Ragam corak seni sulam terbentang dari barat ke timur Indonesia. Semua wilayah, seperti Sumatera, Kalimantan, Jawa, Sulawesi, Bali, Nusa Tenggara, dan Papua, terwakili lewat bahan, motif, warna, dan ragam jenis sulam. Daerah-daerah ini memiliki teknik menyulam tersendiri dan fungsinya pun disesuaikan dengan budaya dan adat-istiadatnya masing-masing.
Di Indonesia, seni sulam sudah lama tumbuh dan berkembang di berbagai daerah di tanah air, namun keberadaannya belum sepopuler seni kerajinan Indonesia lainnya. Sumatera Barat merupakan daerah yang paling banyak menyimpan khasanah seni sulaman. Seluruh produk seni sulam itu kemudian melekat pada berbagai busana dan perhiasan rumah tangga. Setidaknya saat ini ada sekitar 200 KK di Sumatera Barat yang masih bertahan sebagai perajin sulam.
Sementara di sisi lain, seni sulam di luar negeri berkembang pesat dalam berbagai motif, baik tradisional hingga kontemporer. Demikian pula dengan materi yang dipergunakan. Hal inilah yang menjadi tantangan bagi pelaku seni sulam Indonesia untuk memikirkan cara yang tepat untuk mengembangkan seni sulam Indonesia agar dapat bersaing pada skala internasional.

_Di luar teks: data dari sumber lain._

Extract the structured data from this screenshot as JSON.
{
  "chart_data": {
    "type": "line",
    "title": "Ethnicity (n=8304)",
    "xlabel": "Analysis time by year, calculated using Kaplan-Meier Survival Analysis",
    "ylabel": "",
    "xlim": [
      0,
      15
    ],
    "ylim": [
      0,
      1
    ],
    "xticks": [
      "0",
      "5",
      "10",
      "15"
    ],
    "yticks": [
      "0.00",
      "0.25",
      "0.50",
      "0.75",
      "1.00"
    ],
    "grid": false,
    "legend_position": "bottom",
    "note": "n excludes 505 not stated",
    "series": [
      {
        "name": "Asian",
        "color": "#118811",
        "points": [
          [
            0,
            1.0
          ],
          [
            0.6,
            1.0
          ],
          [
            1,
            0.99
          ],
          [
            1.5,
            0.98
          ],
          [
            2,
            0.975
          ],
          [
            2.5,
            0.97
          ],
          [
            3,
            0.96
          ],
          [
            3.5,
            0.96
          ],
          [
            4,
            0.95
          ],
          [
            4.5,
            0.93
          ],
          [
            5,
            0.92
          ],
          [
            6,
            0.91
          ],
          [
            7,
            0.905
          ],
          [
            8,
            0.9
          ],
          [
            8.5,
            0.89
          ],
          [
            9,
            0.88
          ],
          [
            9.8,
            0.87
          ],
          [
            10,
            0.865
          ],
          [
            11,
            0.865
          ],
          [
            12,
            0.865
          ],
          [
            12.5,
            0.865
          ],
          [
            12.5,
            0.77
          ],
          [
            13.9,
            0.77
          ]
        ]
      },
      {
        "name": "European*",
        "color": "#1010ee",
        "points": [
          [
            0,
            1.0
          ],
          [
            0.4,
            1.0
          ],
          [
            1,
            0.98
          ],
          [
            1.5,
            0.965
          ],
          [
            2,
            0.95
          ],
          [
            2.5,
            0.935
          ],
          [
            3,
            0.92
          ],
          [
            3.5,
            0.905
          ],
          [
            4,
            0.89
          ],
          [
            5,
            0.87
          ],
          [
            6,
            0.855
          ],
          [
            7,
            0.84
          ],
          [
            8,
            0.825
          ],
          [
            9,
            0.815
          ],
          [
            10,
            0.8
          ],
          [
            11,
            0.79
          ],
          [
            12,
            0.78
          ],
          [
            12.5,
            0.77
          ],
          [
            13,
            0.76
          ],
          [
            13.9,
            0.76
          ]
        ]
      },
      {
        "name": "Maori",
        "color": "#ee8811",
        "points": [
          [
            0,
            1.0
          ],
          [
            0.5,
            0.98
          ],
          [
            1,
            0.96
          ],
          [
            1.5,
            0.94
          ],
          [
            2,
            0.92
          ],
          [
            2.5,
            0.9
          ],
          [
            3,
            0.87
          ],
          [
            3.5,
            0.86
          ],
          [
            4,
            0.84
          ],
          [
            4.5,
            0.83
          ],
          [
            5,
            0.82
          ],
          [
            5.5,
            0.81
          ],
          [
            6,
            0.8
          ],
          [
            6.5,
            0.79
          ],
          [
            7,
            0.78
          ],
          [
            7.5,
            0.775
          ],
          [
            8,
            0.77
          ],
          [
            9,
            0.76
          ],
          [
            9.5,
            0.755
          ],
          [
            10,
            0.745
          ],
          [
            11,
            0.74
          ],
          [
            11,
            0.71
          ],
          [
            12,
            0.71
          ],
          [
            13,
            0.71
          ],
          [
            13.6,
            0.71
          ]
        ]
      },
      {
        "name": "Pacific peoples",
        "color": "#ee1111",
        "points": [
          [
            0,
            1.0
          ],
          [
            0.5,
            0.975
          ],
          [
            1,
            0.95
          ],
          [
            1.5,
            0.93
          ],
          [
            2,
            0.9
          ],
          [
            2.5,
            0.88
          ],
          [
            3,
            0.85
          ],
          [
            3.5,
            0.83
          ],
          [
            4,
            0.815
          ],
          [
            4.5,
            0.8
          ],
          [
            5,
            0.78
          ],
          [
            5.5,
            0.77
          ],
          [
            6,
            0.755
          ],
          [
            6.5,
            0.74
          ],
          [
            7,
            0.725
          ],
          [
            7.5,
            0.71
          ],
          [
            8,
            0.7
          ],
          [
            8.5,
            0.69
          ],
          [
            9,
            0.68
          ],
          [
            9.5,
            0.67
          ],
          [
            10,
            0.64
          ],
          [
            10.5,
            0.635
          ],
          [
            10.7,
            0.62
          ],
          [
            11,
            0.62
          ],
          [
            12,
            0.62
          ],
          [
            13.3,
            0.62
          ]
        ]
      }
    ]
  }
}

Sebagai bagian dari upaya pelestarian budaya seni sulam di Indonesia, sekitar tahun 2007 atas inisiatif Triesna Jero Wacik didirikanlah Yasasan Sulam Indonesia (YSI) yang memiliki misi untuk melestarikan, mengembangkan, dan lebih mengenalkan seni sulam kepada masyarakat Indonesia dan Internasional.
Dimulai pada tahun 2012, YSI bekerjasama PGN mengadakan program inovasi dan peningkatan kapasitas perajin sulam di Indonesia. Pelatihan ini dilakukan di 3 (tiga) kota, yaitu Denpasar-Bali, Jember-Jawa Timur, dan Agam-Sumatera Barat. Program ini berupa pemberian pelatihan dan eksplorasi kepada 60 orang perajin dari 3 wilayah yang bertujuan untuk meningkatkan kapasitas dan kemampuan seni sulam yang telah mereka miliki dan membuka wawasan agar dapat melakukan inovasi pada produk sulaman.
Berjalan mulai bulan Mei dan berakhir bulan Oktober 2013, program pelatihan ini menghadirkan pakar sulam, Lita Jonathans yang memberikan pelatihan secara teknik. Turut dilibatkan juga dalam program ini fashion desainer Samuel Wattimena dan Didi Budiardjo untuk membagi pengetahuan dan membuka wawasan para perajin tersebut agar lebih kreatif dan dapat membaca selera pasar yang lebih nasional maupun internasional.